Landforms due to depositions
Depositional landforms in karst region are developed due to the deposition of calcium carbonate. The calcium carbonate dissolved during the erosional process starts to precipitate when the water evaporates or when the solution is super-saturated.
Stalactites, Stalagmites and Pillars are the most spectacular underground features, found in the limestone caves.
- Stalactites are the sharp, slender, downward-growing icicles of different diameters that hang from the cave roofs.
- Stalactites have a variety of forms
- Their bases are normally broad which taper towards the free ends
- The water carries calcium in solution and when this lime-charged water evaporates, it leaves behind the solidified crystalline calcium carbonate.
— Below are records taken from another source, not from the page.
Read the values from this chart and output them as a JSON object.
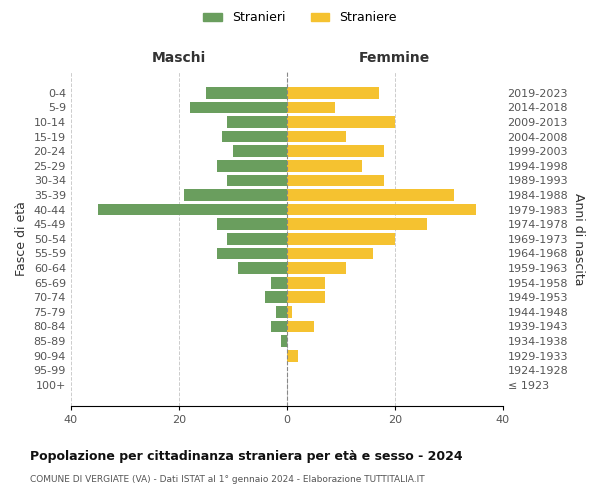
{
  "age_groups": [
    "100+",
    "95-99",
    "90-94",
    "85-89",
    "80-84",
    "75-79",
    "70-74",
    "65-69",
    "60-64",
    "55-59",
    "50-54",
    "45-49",
    "40-44",
    "35-39",
    "30-34",
    "25-29",
    "20-24",
    "15-19",
    "10-14",
    "5-9",
    "0-4"
  ],
  "birth_years": [
    "≤ 1923",
    "1924-1928",
    "1929-1933",
    "1934-1938",
    "1939-1943",
    "1944-1948",
    "1949-1953",
    "1954-1958",
    "1959-1963",
    "1964-1968",
    "1969-1973",
    "1974-1978",
    "1979-1983",
    "1984-1988",
    "1989-1993",
    "1994-1998",
    "1999-2003",
    "2004-2008",
    "2009-2013",
    "2014-2018",
    "2019-2023"
  ],
  "maschi": [
    0,
    0,
    0,
    1,
    3,
    2,
    4,
    3,
    9,
    13,
    11,
    13,
    35,
    19,
    11,
    13,
    10,
    12,
    11,
    18,
    15
  ],
  "femmine": [
    0,
    0,
    2,
    0,
    5,
    1,
    7,
    7,
    11,
    16,
    20,
    26,
    35,
    31,
    18,
    14,
    18,
    11,
    20,
    9,
    17
  ],
  "maschi_color": "#6a9e5e",
  "femmine_color": "#f5c230",
  "background_color": "#ffffff",
  "grid_color": "#cccccc",
  "title": "Popolazione per cittadinanza straniera per età e sesso - 2024",
  "subtitle": "COMUNE DI VERGIATE (VA) - Dati ISTAT al 1° gennaio 2024 - Elaborazione TUTTITALIA.IT",
  "ylabel": "Fasce di età",
  "ylabel_right": "Anni di nascita",
  "xlabel_maschi": "Maschi",
  "xlabel_femmine": "Femmine",
  "legend_maschi": "Stranieri",
  "legend_femmine": "Straniere",
  "xlim": 40,
  "bar_height": 0.8
}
- Stalagmites form due to dripping water from the surface or through the thin pipe, of the stalactite, immediately below it
- Moisture dripping from the roof trickles down the stalactite and drops to the floor where stalagmites are formed due to deposition of calcium
- Stalagmites may take the shape of a column, a disc, with either a smooth, rounded bulging end or a miniature crater-like depression.
- Over a long period, the stalactite is eventually merged with the stalagmite
- Thus, the pillars or columns of different diameters are formed.